Last week OFSTED made headlines when it’s review of Special Educational Needs and Disability suggested that children just needed better teachers rather than specific support. There was an immediate backlash against the headlines caused by this review including the General Secretary of the National Teachers Union saying “Teachers do a great job in often very difficult circumstances to meet the needs of all their pupils, and for Ofsted to suggest otherwise is both insulting and wrong.”
Following the story in the press, you might have assumed the review only covered school age children, however it also addressed some issues regarding special educational needs and disability in colleges. Although these comments were not as critical as the headlines suggest, they do highlight opportunities for improvement and development.
The observations/recommendations include;
- Access to additional services should not always depend on a formal process of assessment or medical diagnosis.
- In the colleges visited, the young people who received additional learning support achieved as well as other students on the same courses. However, the colleges did not routinely keep data to show how far these students had become more independent as learners.
- Many of the disabled students that inspectors spoke to who wanted to progress to higher education at the age of 18 said they had difficulties in the transition period and were uncertain whether the support they would require in order to be successful would be available. Arrangements to support their transition and to obtain the disabled students’ allowance (DSA) were variable.
- A great deal of work still needed to be done to ensure that, at Year 11, all young people had real choices.

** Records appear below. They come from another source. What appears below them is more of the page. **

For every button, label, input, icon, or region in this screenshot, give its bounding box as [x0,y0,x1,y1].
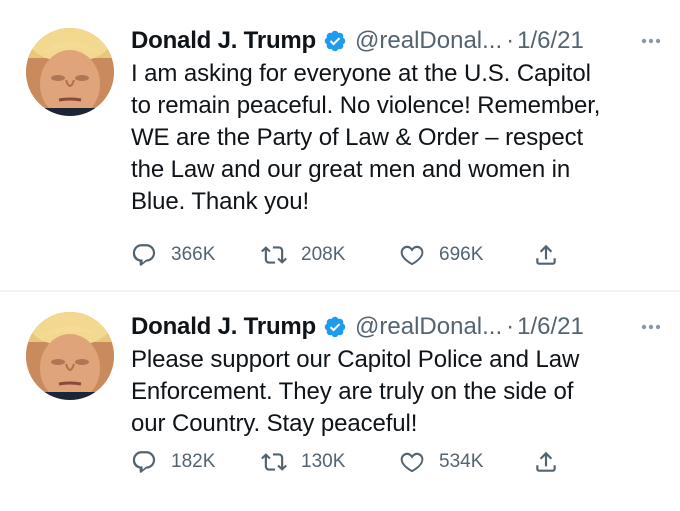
author-name[interactable]: Donald J. Trump [131,313,316,341]
share-icon [536,451,556,472]
author-name[interactable]: Donald J. Trump [131,27,316,55]
more-horizontal-icon[interactable] [636,26,666,56]
avatar[interactable] [26,312,114,400]
reply-button[interactable]: 366K [131,240,215,270]
retweet-count: 130K [301,451,346,472]
heart-icon [400,245,424,266]
header-separator: · [506,313,515,340]
tweet-actions: 182K 130K 534K [131,447,591,477]
retweet-icon [261,246,287,264]
reply-count: 182K [171,451,216,472]
share-button[interactable] [533,240,559,270]
tweet-header: Donald J. Trump @realDonal... · 1/6/21 [131,310,666,344]
like-count: 534K [439,451,484,472]
like-button[interactable]: 696K [399,240,483,270]
tweet-content: Donald J. Trump @realDonal... · 1/6/21 I… [131,24,666,218]
retweet-button[interactable]: 130K [261,447,345,477]
share-button[interactable] [533,447,559,477]
tweet-content: Donald J. Trump @realDonal... · 1/6/21 P… [131,310,666,440]
retweet-icon [261,453,287,471]
verified-badge-icon [323,315,347,339]
tweet[interactable]: Donald J. Trump @realDonal... · 1/6/21 P… [0,292,680,511]
tweet-date[interactable]: 1/6/21 [517,313,584,341]
tweet-text: I am asking for everyone at the U.S. Cap… [131,60,601,215]
profile-photo-icon [26,312,114,400]
author-handle[interactable]: @realDonal... [355,313,502,341]
avatar[interactable] [26,28,114,116]
reply-icon [132,451,156,473]
tweet-actions: 366K 208K 696K [131,240,591,270]
tweet-date[interactable]: 1/6/21 [517,27,584,55]
like-count: 696K [439,244,484,265]
reply-button[interactable]: 182K [131,447,215,477]
author-handle[interactable]: @realDonal... [355,27,502,55]
verified-badge-icon [323,29,347,53]
share-icon [536,244,556,265]
like-button[interactable]: 534K [399,447,483,477]
profile-photo-icon [26,28,114,116]
tweet[interactable]: Donald J. Trump @realDonal... · 1/6/21 I… [0,0,680,290]
retweet-count: 208K [301,244,346,265]
tweet-header: Donald J. Trump @realDonal... · 1/6/21 [131,24,666,58]
header-separator: · [506,27,515,54]
retweet-button[interactable]: 208K [261,240,345,270]
heart-icon [400,452,424,473]
reply-count: 366K [171,244,216,265]
tweet-text: Please support our Capitol Police and La… [131,346,580,437]
reply-icon [132,244,156,266]
more-horizontal-icon[interactable] [636,312,666,342]
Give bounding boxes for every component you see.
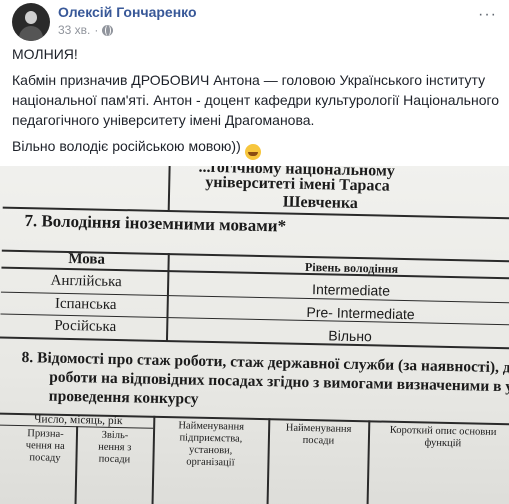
post-header: Олексій Гончаренко 33 хв. · ··· [0, 0, 509, 44]
post-paragraph-2: Кабмін призначив ДРОБОВИЧ Антона — голов… [12, 72, 500, 128]
lang-header-language: Мова [68, 250, 106, 268]
post-text: МОЛНИЯ! Кабмін призначив ДРОБОВИЧ Антона… [12, 44, 500, 166]
doc-fragment-3: Шевченка [282, 193, 359, 213]
author-name[interactable]: Олексій Гончаренко [58, 4, 197, 20]
lang-name: Англійська [50, 272, 122, 291]
lang-name: Іспанська [54, 295, 117, 313]
lang-name: Російська [54, 317, 117, 335]
post-paragraph-3: Вільно володіє російською мовою)) 😄 [12, 136, 500, 160]
grinning-face-icon: 😄 [244, 144, 261, 160]
lang-header-level: Рівень володіння [304, 259, 399, 276]
work-header-functions: Короткий опис основни функцій [389, 424, 497, 450]
post-photo[interactable]: ...ґогічному національному університеті … [0, 166, 509, 504]
section8-line-3: проведення конкурсу [48, 387, 199, 408]
post-meta: 33 хв. · [58, 23, 114, 37]
post-paragraph-1: МОЛНИЯ! [12, 46, 78, 62]
work-header-position: Найменування посади [285, 422, 352, 447]
work-header-appointment: Призна- чення на посаду [25, 428, 65, 464]
author-avatar[interactable] [12, 3, 50, 41]
globe-icon [102, 24, 114, 36]
doc-fragment-2: університеті імені Тараса [205, 173, 390, 195]
section7-title: 7. Володіння іноземними мовами* [24, 211, 287, 236]
more-options-icon[interactable]: ··· [478, 6, 497, 24]
post-timestamp[interactable]: 33 хв. [58, 23, 90, 37]
work-header-dismissal: Звіль- нення з посади [98, 429, 132, 466]
document-page: ...ґогічному національному університеті … [0, 166, 509, 504]
work-header-organization: Найменування підприємства, установи, орг… [178, 420, 245, 469]
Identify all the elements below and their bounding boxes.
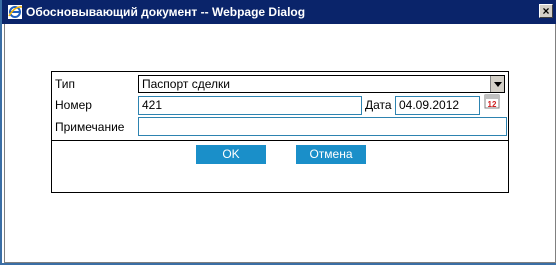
close-button[interactable]: × [539,4,553,18]
type-label: Тип [55,77,76,91]
number-label: Номер [55,98,92,112]
date-field[interactable]: 04.09.2012 [395,96,480,115]
cancel-button[interactable]: Отмена [296,145,366,164]
note-field[interactable] [138,117,507,136]
close-icon: × [542,4,550,18]
calendar-icon[interactable]: 12 [484,93,500,109]
date-label: Дата [365,98,392,112]
ok-button[interactable]: OK [196,145,266,164]
title-bar[interactable]: Обосновывающий документ -- Webpage Dialo… [2,0,556,24]
type-select[interactable]: Паспорт сделки [138,75,505,93]
dialog-body: Тип Паспорт сделки Номер 421 Дата 04.09.… [4,24,556,263]
chevron-down-icon[interactable] [490,76,504,92]
type-select-value: Паспорт сделки [142,77,230,91]
document-form: Тип Паспорт сделки Номер 421 Дата 04.09.… [51,71,509,193]
calendar-badge: 12 [488,100,497,109]
internet-explorer-icon [8,5,23,19]
note-label: Примечание [55,120,125,134]
form-divider [52,140,508,141]
number-field[interactable]: 421 [138,96,362,115]
dialog-window: Обосновывающий документ -- Webpage Dialo… [0,0,556,265]
window-title: Обосновывающий документ -- Webpage Dialo… [26,5,306,19]
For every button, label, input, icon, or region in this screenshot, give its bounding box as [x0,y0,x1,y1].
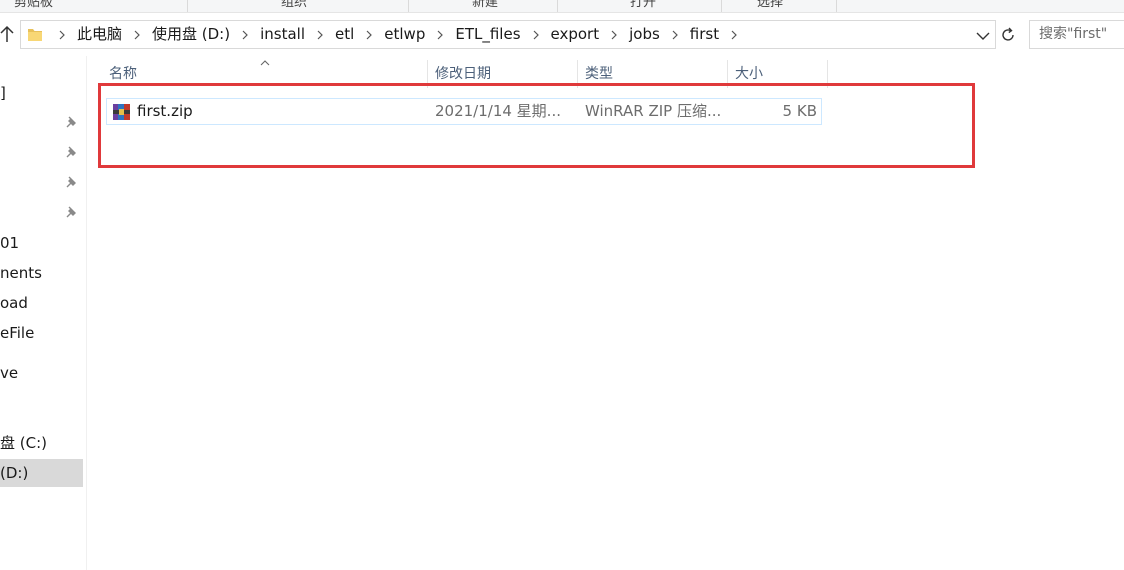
breadcrumb-etl[interactable]: etl [331,21,358,48]
refresh-icon [1002,27,1014,41]
chevron-right-icon[interactable] [309,21,331,48]
ribbon-separator [187,0,188,12]
address-bar[interactable]: 此电脑 使用盘 (D:) install etl etlwp ETL_files… [20,20,996,49]
breadcrumb-etlwp[interactable]: etlwp [380,21,429,48]
ribbon-separator [408,0,409,12]
pin-icon[interactable] [64,176,78,190]
chevron-right-icon[interactable] [358,21,380,48]
highlight-annotation [98,83,975,168]
ribbon-group-select: 选择 [757,0,784,10]
chevron-right-icon[interactable] [525,21,547,48]
breadcrumb-etl-files[interactable]: ETL_files [451,21,524,48]
ribbon-separator [721,0,722,12]
chevron-right-icon[interactable] [234,21,256,48]
ribbon-separator [557,0,558,12]
chevron-right-icon[interactable] [429,21,451,48]
ribbon-group-open: 打开 [630,0,657,10]
chevron-right-icon[interactable] [664,21,686,48]
ribbon-separator [836,0,837,12]
pin-icon[interactable] [64,206,78,220]
breadcrumb: 此电脑 使用盘 (D:) install etl etlwp ETL_files… [51,21,745,48]
breadcrumb-export[interactable]: export [547,21,604,48]
chevron-right-icon[interactable] [603,21,625,48]
nav-item-drive[interactable]: ve [0,359,18,387]
nav-item-drive-c[interactable]: 盘 (C:) [0,429,47,457]
ribbon-group-labels: 剪贴板 组织 新建 打开 选择 [0,0,1124,13]
nav-item[interactable]: ] [0,79,6,107]
chevron-right-icon[interactable] [51,21,73,48]
breadcrumb-install[interactable]: install [256,21,309,48]
ribbon-group-organize: 组织 [281,0,308,10]
chevron-right-icon[interactable] [723,21,745,48]
chevron-right-icon[interactable] [126,21,148,48]
folder-icon [28,29,42,41]
nav-item-drive-d[interactable]: (D:) [0,459,83,487]
nav-item-downloads[interactable]: oad [0,289,28,317]
ribbon-group-clipboard: 剪贴板 [14,0,54,10]
breadcrumb-jobs[interactable]: jobs [625,21,664,48]
search-input[interactable]: 搜索"first" [1029,20,1124,49]
ribbon-group-new: 新建 [472,0,499,10]
breadcrumb-first[interactable]: first [686,21,723,48]
breadcrumb-this-pc[interactable]: 此电脑 [73,21,126,48]
nav-item-documents[interactable]: nents [0,259,42,287]
nav-item[interactable]: 01 [0,229,19,257]
address-row: 此电脑 使用盘 (D:) install etl etlwp ETL_files… [0,18,1124,52]
nav-item-file[interactable]: eFile [0,319,34,347]
pin-icon[interactable] [64,146,78,160]
up-arrow-icon[interactable] [0,23,16,45]
navigation-pane: ] 01 nents oad eFile ve 盘 (C:) (D:) [0,56,87,570]
breadcrumb-drive-d[interactable]: 使用盘 (D:) [148,21,234,48]
refresh-button[interactable] [996,20,1020,49]
chevron-down-icon[interactable] [973,24,993,46]
search-placeholder: 搜索"first" [1039,26,1108,42]
pin-icon[interactable] [64,116,78,130]
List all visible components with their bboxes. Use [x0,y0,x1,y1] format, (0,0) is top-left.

For many of those with complex learning difficulties and/or disabilities at the age of 16 and over, the choices of courses and other opportunities were very limited.
- Where transition to adult services post 18 was most effective, schools and colleges were preparing students well for independence with practical courses relating to everyday life and an emphasis on strengthening their functional literacy and numeracy skills.
- Learning was better when the children and young people were given a say in deciding the support they needed at any particular time, often including identifying times when they would like to be left alone.
- The many restrictions on young people with special educational needs mean that schools and colleges are an important provider of informal social opportunities…. For example, in one case study, a student with physical care needs could text his assistant when required and did not need her to be in constant attendance. This enabled him to have social time with his peers, free from an adult presence. Some providers set up email messaging systems for students. When these were particularly successful, they led to increased opportunities for young people to meet up outside school or college.